Взгляду Димыча предстала площадь, кишащая людьми.

– Похоже, партсобрание, – съязвил Мочев.

Подошёл седой старик в красном одеянии и красной круглой шапочке на темени, взял под руку и, что-то ненавязчиво говоря, вроде «мы вам весьма признательны, синьор Мочениго, послание было весьма своевременным», повёл к возвышению, где сидели ещё двадцать-тридцать человек.

– Рыла как у меня, когда я не спеша приходил закрывать воду в затапливаемой квартире, – подумал Мочев и сел рядом с разодетыми франтами.

Только тогда Мочев увидел полную картину площади, на которую прибыл. Посреди пустыря пионерский костер. В центре один из пионеров привязан к длинной изогнутой жерди вверх ногами. Мочев попросил принести вина. Сделал пару глотков и увидел, как дрова подожгли вместе с пионером. Допивая вино, Димыч слышал, как из пламени вырывалось, каждый раз всё угасая: «Сжечь – не значит опровергнуть!..» Допил вино и спокойно отправился восвояси.

Жизнь потекла для Мочева привычным чередом. Безделье, обжорство, пьянство – в общем, рай. Он потерял счёт дням и как-то вечером попросил слугу принести ему напиток, вкус которого он не забыл бы никогда. Слуга, помедлив, ушёл и спустя несколько минут вернулся. Налил в длинный стакан жидкость оранжевого цвета с дивным ароматом.

– Как хорошо, – подумал Мочев и залпом по привычке осушил бокал. В тот момент он почему-то вспомнил слова «сжечь – не значит опровергнуть!», обращенные, как показалось тогда, именно к нему. И скорчившись от боли, как дикий зверь, пронзённый отравленной стрелой, упал.

«Так он и умер – отравленный, как собака, в своей золотой клетке», – записал в свой дневник Стеклов и захлопнул учебник истории.

Кролик-агрессор

Волк агрессивен, беспощаденК суркам, а к кролику вдвойне,Но кролик тоже агрессивен —По отношению к траве.

PR

Лев Толстой очень любил путешествовать. Останавливался обычно в мотеле, платил хозяину золотой рубль, доставал из багажа заготовленную дощечку и просил прибить на стену. На дощечке его кучер Петька писал: «Здесь жил Л. Н. Толстой». И все проезжающие интересовались, кто такой Л. Н. Толстой. Так и пиарился.

Словом, Родина

В слове «Родина» то ли «оди́н»,Возвышаясь на тысячи глав,То ли «Один», о мой господин,Завещает: «Роди́», не предав!Я ведь им обо всем промолчал —Депутатам, стоящим в сортире, —От концов бытия до начал,От локтей и до чёртовой мили!(Абрам Терц. Неизданное. 7 декабря 1981 года. Сорбонна. Париж)

Мысли из никуда

Бокальный дуэт «Витьки».


Судьба писателя – жить между молотом завязки и наковальней финала.

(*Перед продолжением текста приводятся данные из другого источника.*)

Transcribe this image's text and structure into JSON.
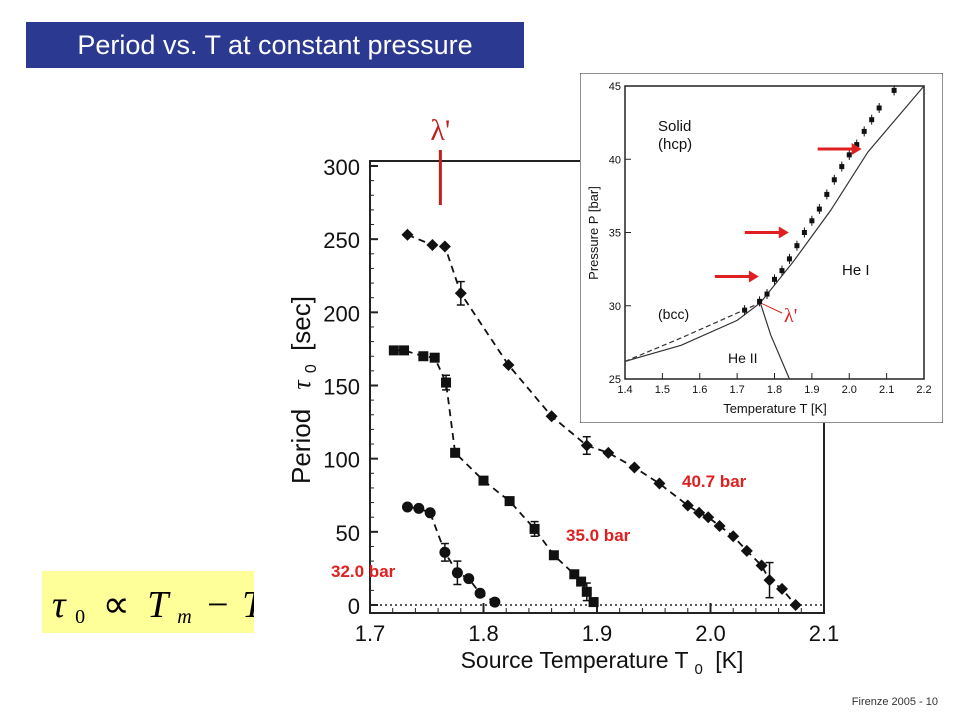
{
  "slide": {
    "title": "Period vs. T at constant pressure",
    "footer": "Firenze 2005 - 10",
    "formula": {
      "lhs": "τ",
      "lhs_sub": "0",
      "rel": "∝",
      "t1": "T",
      "t1_sub": "m",
      "op": "−",
      "t2": "T"
    }
  },
  "colors": {
    "title_bg": "#2b3990",
    "label_red": "#e02020",
    "arrow_red": "#e02020",
    "formula_bg": "#ffff99"
  },
  "chart_data": [
    {
      "type": "scatter",
      "xlabel": "Source Temperature T",
      "xlabel_sub": "0",
      "xlabel_unit": "[K]",
      "ylabel": "Period",
      "ylabel_sym": "τ",
      "ylabel_sub": "0",
      "ylabel_unit": "[sec]",
      "xlim": [
        1.7,
        2.1
      ],
      "ylim": [
        0,
        300
      ],
      "xticks": [
        "1.7",
        "1.8",
        "1.9",
        "2.0",
        "2.1"
      ],
      "yticks": [
        "0",
        "50",
        "100",
        "150",
        "200",
        "250",
        "300"
      ],
      "lambda_marker": {
        "label": "λ'",
        "x": 1.762
      },
      "zero_line": "dotted",
      "series": [
        {
          "name": "40.7 bar",
          "marker": "diamond",
          "x": [
            1.733,
            1.755,
            1.766,
            1.78,
            1.822,
            1.86,
            1.891,
            1.91,
            1.933,
            1.955,
            1.98,
            1.99,
            1.998,
            2.008,
            2.02,
            2.032,
            2.045,
            2.052,
            2.063,
            2.075
          ],
          "y": [
            253,
            246,
            245,
            213,
            164,
            129,
            109,
            104,
            94,
            83,
            68,
            63,
            60,
            54,
            47,
            37,
            27,
            17,
            11,
            0
          ],
          "err": [
            0,
            0,
            0,
            8,
            0,
            0,
            6,
            0,
            0,
            0,
            0,
            0,
            0,
            0,
            0,
            0,
            0,
            12,
            0,
            0
          ]
        },
        {
          "name": "35.0 bar",
          "marker": "square",
          "x": [
            1.721,
            1.73,
            1.747,
            1.757,
            1.767,
            1.775,
            1.8,
            1.823,
            1.845,
            1.862,
            1.88,
            1.886,
            1.891,
            1.897
          ],
          "y": [
            174,
            174,
            170,
            169,
            152,
            104,
            85,
            71,
            52,
            34,
            21,
            16,
            9,
            2
          ],
          "err": [
            0,
            0,
            0,
            0,
            5,
            0,
            0,
            0,
            5,
            0,
            0,
            0,
            6,
            0
          ]
        },
        {
          "name": "32.0 bar",
          "marker": "circle",
          "x": [
            1.733,
            1.743,
            1.753,
            1.766,
            1.777,
            1.787,
            1.797,
            1.81
          ],
          "y": [
            67,
            66,
            63,
            36,
            22,
            18,
            8,
            2
          ],
          "err": [
            0,
            0,
            0,
            6,
            8,
            0,
            0,
            0
          ]
        }
      ]
    },
    {
      "type": "line",
      "xlabel": "Temperature T [K]",
      "ylabel": "Pressure P [bar]",
      "xlim": [
        1.4,
        2.2
      ],
      "ylim": [
        25,
        45
      ],
      "xticks": [
        "1.4",
        "1.5",
        "1.6",
        "1.7",
        "1.8",
        "1.9",
        "2.0",
        "2.1",
        "2.2"
      ],
      "yticks": [
        "25",
        "30",
        "35",
        "40",
        "45"
      ],
      "region_labels": [
        "Solid",
        "(hcp)",
        "He I",
        "(bcc)",
        "He II",
        "λ'"
      ],
      "solid_boundary": {
        "x": [
          1.4,
          1.55,
          1.7,
          1.762,
          1.85,
          1.95,
          2.05,
          2.15,
          2.2
        ],
        "y": [
          26.2,
          27.3,
          29.0,
          30.2,
          33.0,
          36.5,
          40.5,
          43.5,
          45.0
        ]
      },
      "bcc_dashed": {
        "x": [
          1.4,
          1.55,
          1.7,
          1.762
        ],
        "y": [
          26.2,
          27.8,
          29.5,
          30.2
        ]
      },
      "lambda_line": {
        "x": [
          1.762,
          1.79,
          1.84
        ],
        "y": [
          30.2,
          28.0,
          25.0
        ]
      },
      "points": {
        "x": [
          1.72,
          1.76,
          1.78,
          1.8,
          1.82,
          1.84,
          1.86,
          1.88,
          1.9,
          1.92,
          1.94,
          1.96,
          1.98,
          2.0,
          2.02,
          2.04,
          2.06,
          2.08,
          2.12
        ],
        "y": [
          29.7,
          30.3,
          30.8,
          31.8,
          32.4,
          33.2,
          34.1,
          35.0,
          35.8,
          36.6,
          37.6,
          38.6,
          39.5,
          40.3,
          41.0,
          41.9,
          42.7,
          43.5,
          44.7
        ]
      },
      "arrows_at_pressure": [
        32.0,
        35.0,
        40.7
      ]
    }
  ]
}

Он проснулся, встал и… выпил вторую.


Зависть – признание себя бессильным.


Любить – меняться и не изменять.


Искусством не занимаются – им дышат.


Основа власти – молчание.


Truhtism.

Забрала

Болезнь прогрессировала быстро. Пронзительный бабий смех, разрывающий сознание грохотом чугунного языка о стенки гигантского колокола, не давал уснуть. Смех, от которого невозможно было спрятаться, укрыться, то доводил до исступления, то холодил, замораживал всё внутри. Душа цепенела, а разум содрогался, когда вновь и вновь из тишины зала доносилось тихое и одновременно мерзкое, надменное, саркастическое: «Ха-ха-ха-ха… Чтооооо?.. Плоооохо тебе без меняяяя?..»

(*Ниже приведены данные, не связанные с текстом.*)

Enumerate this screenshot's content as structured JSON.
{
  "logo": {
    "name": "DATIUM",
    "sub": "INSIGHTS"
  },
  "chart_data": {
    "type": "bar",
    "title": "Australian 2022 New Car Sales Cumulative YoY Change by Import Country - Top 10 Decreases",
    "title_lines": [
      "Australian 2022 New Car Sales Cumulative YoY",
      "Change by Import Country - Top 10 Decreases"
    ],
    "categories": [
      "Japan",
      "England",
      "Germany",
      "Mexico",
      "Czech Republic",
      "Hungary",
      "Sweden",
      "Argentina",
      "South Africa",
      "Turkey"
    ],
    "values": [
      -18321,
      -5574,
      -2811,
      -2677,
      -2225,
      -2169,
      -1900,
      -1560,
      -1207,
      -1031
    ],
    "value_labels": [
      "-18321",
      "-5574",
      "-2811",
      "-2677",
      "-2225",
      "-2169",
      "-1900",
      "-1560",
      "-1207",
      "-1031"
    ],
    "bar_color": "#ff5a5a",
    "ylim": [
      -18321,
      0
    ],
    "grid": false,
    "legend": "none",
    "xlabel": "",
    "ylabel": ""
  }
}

Володя не мог смотреть телевизор, слушать радио, готовить еду и есть, просто находиться в квартире, не мог жить. Душераздирающий хохот, ужасный, страшный, сжигал его изнутри, переворачивал душу и с грохотом бил её оземь. Спасало только спиртное, но в огромных, нечеловеческих количествах. Белая жидкость с резким запахом уничтожала всё – эмоции и мысли, разум и тело, само бытие, но главное – страшный, отвратительный гогот пропадал на время, стихал, оставляя его в покое.

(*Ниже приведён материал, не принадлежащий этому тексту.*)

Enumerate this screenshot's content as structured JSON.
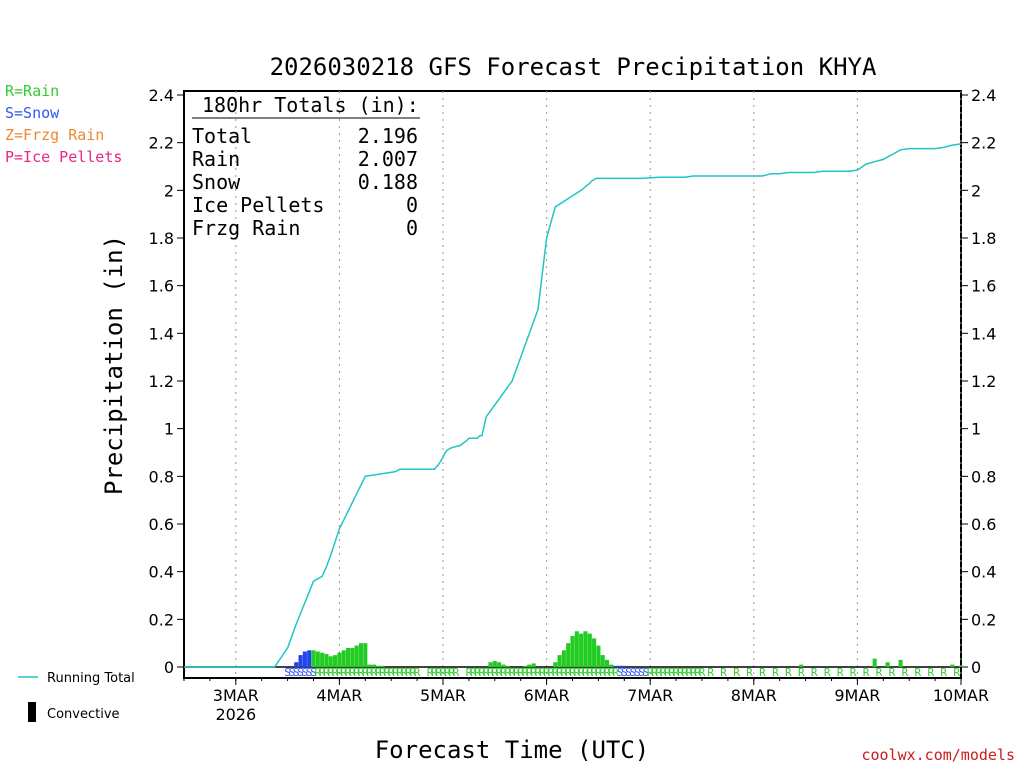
{
  "chart_data": {
    "type": "line",
    "title": "2026030218 GFS Forecast Precipitation KHYA",
    "xlabel": "Forecast Time (UTC)",
    "ylabel": "Precipitation (in)",
    "credit": "coolwx.com/models",
    "ylim": [
      0,
      2.4
    ],
    "yticks": [
      "0",
      "0.2",
      "0.4",
      "0.6",
      "0.8",
      "1",
      "1.2",
      "1.4",
      "1.6",
      "1.8",
      "2",
      "2.2",
      "2.4"
    ],
    "xlim_hours": [
      -6,
      174
    ],
    "x_ticks": [
      {
        "hour": 6,
        "label": "3MAR",
        "sublabel": "2026"
      },
      {
        "hour": 30,
        "label": "4MAR",
        "sublabel": ""
      },
      {
        "hour": 54,
        "label": "5MAR",
        "sublabel": ""
      },
      {
        "hour": 78,
        "label": "6MAR",
        "sublabel": ""
      },
      {
        "hour": 102,
        "label": "7MAR",
        "sublabel": ""
      },
      {
        "hour": 126,
        "label": "8MAR",
        "sublabel": ""
      },
      {
        "hour": 150,
        "label": "9MAR",
        "sublabel": ""
      },
      {
        "hour": 174,
        "label": "10MAR",
        "sublabel": ""
      }
    ],
    "totals_box": {
      "header": "180hr Totals (in):",
      "rows": [
        {
          "label": "Total",
          "value": "2.196"
        },
        {
          "label": "Rain",
          "value": "2.007"
        },
        {
          "label": "Snow",
          "value": "0.188"
        },
        {
          "label": "Ice Pellets",
          "value": "0"
        },
        {
          "label": "Frzg Rain",
          "value": "0"
        }
      ]
    },
    "type_legend": [
      {
        "text": "R=Rain",
        "color": "#33cc33"
      },
      {
        "text": "S=Snow",
        "color": "#3355ee"
      },
      {
        "text": "Z=Frzg Rain",
        "color": "#ee8833"
      },
      {
        "text": "P=Ice Pellets",
        "color": "#ee2288"
      }
    ],
    "series_legend": [
      {
        "name": "Running Total",
        "color": "#22c4c4",
        "kind": "line"
      },
      {
        "name": "Convective",
        "color": "#000000",
        "kind": "bar"
      }
    ],
    "running_total": {
      "x": [
        -6,
        15,
        18,
        20,
        22,
        24,
        26,
        27,
        28,
        30,
        36,
        43,
        44,
        45,
        46,
        48,
        52,
        53,
        54,
        54.5,
        55,
        56,
        58,
        59.5,
        60,
        60.5,
        61,
        61.5,
        62,
        62.5,
        63,
        64,
        70,
        76,
        78,
        80,
        86,
        88,
        88.5,
        89,
        89.5,
        90,
        90.5,
        91,
        91.5,
        92,
        93,
        94,
        95,
        96,
        98,
        100,
        104,
        106,
        108,
        110,
        112,
        114
      ],
      "y": [
        0,
        0,
        0.08,
        0.18,
        0.27,
        0.36,
        0.38,
        0.42,
        0.47,
        0.58,
        0.8,
        0.82,
        0.83,
        0.83,
        0.83,
        0.83,
        0.83,
        0.85,
        0.88,
        0.9,
        0.91,
        0.92,
        0.93,
        0.95,
        0.96,
        0.96,
        0.96,
        0.96,
        0.96,
        0.97,
        0.97,
        1.05,
        1.2,
        1.5,
        1.8,
        1.93,
        2.0,
        2.03,
        2.04,
        2.045,
        2.05,
        2.05,
        2.05,
        2.05,
        2.05,
        2.05,
        2.05,
        2.05,
        2.05,
        2.05,
        2.05,
        2.05,
        2.055,
        2.055,
        2.055,
        2.055,
        2.06,
        2.06
      ],
      "color": "#22c4c4"
    },
    "running_total_tail": {
      "x": [
        114,
        122,
        124,
        126,
        128,
        130,
        132,
        134,
        136,
        138,
        140,
        142,
        144,
        146,
        148,
        150,
        152,
        154,
        156,
        158,
        160,
        162,
        164,
        166,
        168,
        170,
        172,
        174,
        176,
        178
      ],
      "y": [
        2.06,
        2.06,
        2.06,
        2.06,
        2.06,
        2.07,
        2.07,
        2.075,
        2.075,
        2.075,
        2.075,
        2.08,
        2.08,
        2.08,
        2.08,
        2.085,
        2.11,
        2.12,
        2.13,
        2.15,
        2.17,
        2.175,
        2.175,
        2.175,
        2.175,
        2.18,
        2.19,
        2.195,
        2.196,
        2.196
      ]
    },
    "bars": {
      "x": [
        20,
        21,
        22,
        23,
        24,
        25,
        26,
        27,
        28,
        29,
        30,
        31,
        32,
        33,
        34,
        35,
        36,
        37,
        38,
        39,
        40,
        65,
        66,
        67,
        68,
        69,
        73,
        74,
        75,
        80,
        81,
        82,
        83,
        84,
        85,
        86,
        87,
        88,
        89,
        90,
        91,
        92,
        93,
        94,
        95,
        96,
        137,
        154,
        157,
        160,
        172,
        174
      ],
      "values": [
        0.02,
        0.05,
        0.065,
        0.07,
        0.07,
        0.065,
        0.06,
        0.055,
        0.045,
        0.05,
        0.06,
        0.07,
        0.08,
        0.08,
        0.09,
        0.1,
        0.1,
        0.01,
        0.01,
        0.005,
        0.005,
        0.02,
        0.025,
        0.02,
        0.01,
        0.005,
        0.005,
        0.01,
        0.015,
        0.02,
        0.05,
        0.07,
        0.1,
        0.13,
        0.15,
        0.14,
        0.15,
        0.14,
        0.12,
        0.09,
        0.05,
        0.03,
        0.01,
        0.005,
        0.005,
        0.005,
        0.01,
        0.035,
        0.02,
        0.03,
        0.01,
        0.005
      ],
      "colors": [
        "#2244ee",
        "#2244ee",
        "#2244ee",
        "#2244ee",
        "#22cc22",
        "#22cc22",
        "#22cc22",
        "#22cc22",
        "#22cc22",
        "#22cc22",
        "#22cc22",
        "#22cc22",
        "#22cc22",
        "#22cc22",
        "#22cc22",
        "#22cc22",
        "#22cc22",
        "#22cc22",
        "#22cc22",
        "#22cc22",
        "#22cc22",
        "#22cc22",
        "#22cc22",
        "#22cc22",
        "#22cc22",
        "#22cc22",
        "#22cc22",
        "#22cc22",
        "#22cc22",
        "#22cc22",
        "#22cc22",
        "#22cc22",
        "#22cc22",
        "#22cc22",
        "#22cc22",
        "#22cc22",
        "#22cc22",
        "#22cc22",
        "#22cc22",
        "#22cc22",
        "#22cc22",
        "#22cc22",
        "#22cc22",
        "#2244ee",
        "#2244ee",
        "#2244ee",
        "#22cc22",
        "#22cc22",
        "#22cc22",
        "#22cc22",
        "#22cc22",
        "#22cc22"
      ]
    },
    "ptype_markers": {
      "snow_hours": [
        18,
        19,
        20,
        21,
        22,
        23,
        24,
        95,
        96,
        97,
        98,
        99,
        100,
        101
      ],
      "rain_hours": [
        25,
        26,
        27,
        28,
        29,
        30,
        31,
        32,
        33,
        34,
        35,
        36,
        37,
        38,
        39,
        40,
        41,
        42,
        43,
        44,
        45,
        46,
        47,
        48,
        51,
        52,
        53,
        54,
        55,
        56,
        57,
        60,
        61,
        62,
        63,
        64,
        65,
        66,
        67,
        68,
        69,
        70,
        71,
        72,
        73,
        74,
        75,
        76,
        77,
        78,
        79,
        80,
        81,
        82,
        83,
        84,
        85,
        86,
        87,
        88,
        89,
        90,
        91,
        92,
        93,
        94,
        102,
        103,
        104,
        105,
        106,
        107,
        108,
        109,
        110,
        111,
        112,
        113,
        114,
        116,
        119,
        122,
        125,
        128,
        131,
        134,
        137,
        140,
        143,
        146,
        149,
        152,
        155,
        158,
        161,
        164,
        167,
        170,
        173,
        176
      ],
      "snow_symbol": "S",
      "rain_symbol": "R"
    }
  }
}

Он пил, пил постоянно, поглощал даже то, что не горело, лишь бы не слышать звуков, больше похожих на истерику или вопли душевнобольного, потустороннего создания, и не видеть убийственной, страшной белёсой фигуры знакомой женщины в темноте в кресле рядом с собой. Он кричал, бился в истерике, пугаясь до судорог, выбегал в чём был на улицу, ощущая незримое присутствие рядом с собой. Голос и сводящие с ума видения являлись всё чаще, всё чаще ему хотелось не жить, не чувствовать, не дышать, чтобы не напоминать никому о себе.

Обычная семья, каких миллионы, счастливо въехавшая когда-то в панельную хрущевку. Маленький сынишка, мама и папа. По вечерам выходили на лавочку у подъезда и вместе с такими же молодыми семьями обсуждали что-то, наивно мечтали и строили планы – о развитом социализме, безбедном будущем для своего ребёнка, тихой спокойной старости и маленьких внучатах, даче и машине.

Однажды Гали не стало. Реализовать далеко не горы запланированного было им уже не суждено. Морг, похороны, поминки… гранёный стакан как финал счастливой совместной жизни. Стакан… верный товарищ, который никогда не предаст и всегда поймёт, молча уводя за собой в тихую страну грёз.

Володя пил, пил всё больше и больше, ему становилось только хуже, и вскоре огонь человеческого образа его стих, а затем и потух, как тлеющий уголёк в печи. Наркологический диспансер. Психиатрическая лечебница. Белая горячка.

Лечебницей называют то место лишь формально. Тюремный режим, жёсткие нары, конвоиры в белых халатах, их мускулистые, сильные руки. Смирительная рубашка. Процедуры, ужасные инъекции. Аминазин, хлористые растворы в вену, шоковые терапии. Лечение психики через тело, душу через соматическое начало, весьма далеко отстоящее от реального человеческого сознания.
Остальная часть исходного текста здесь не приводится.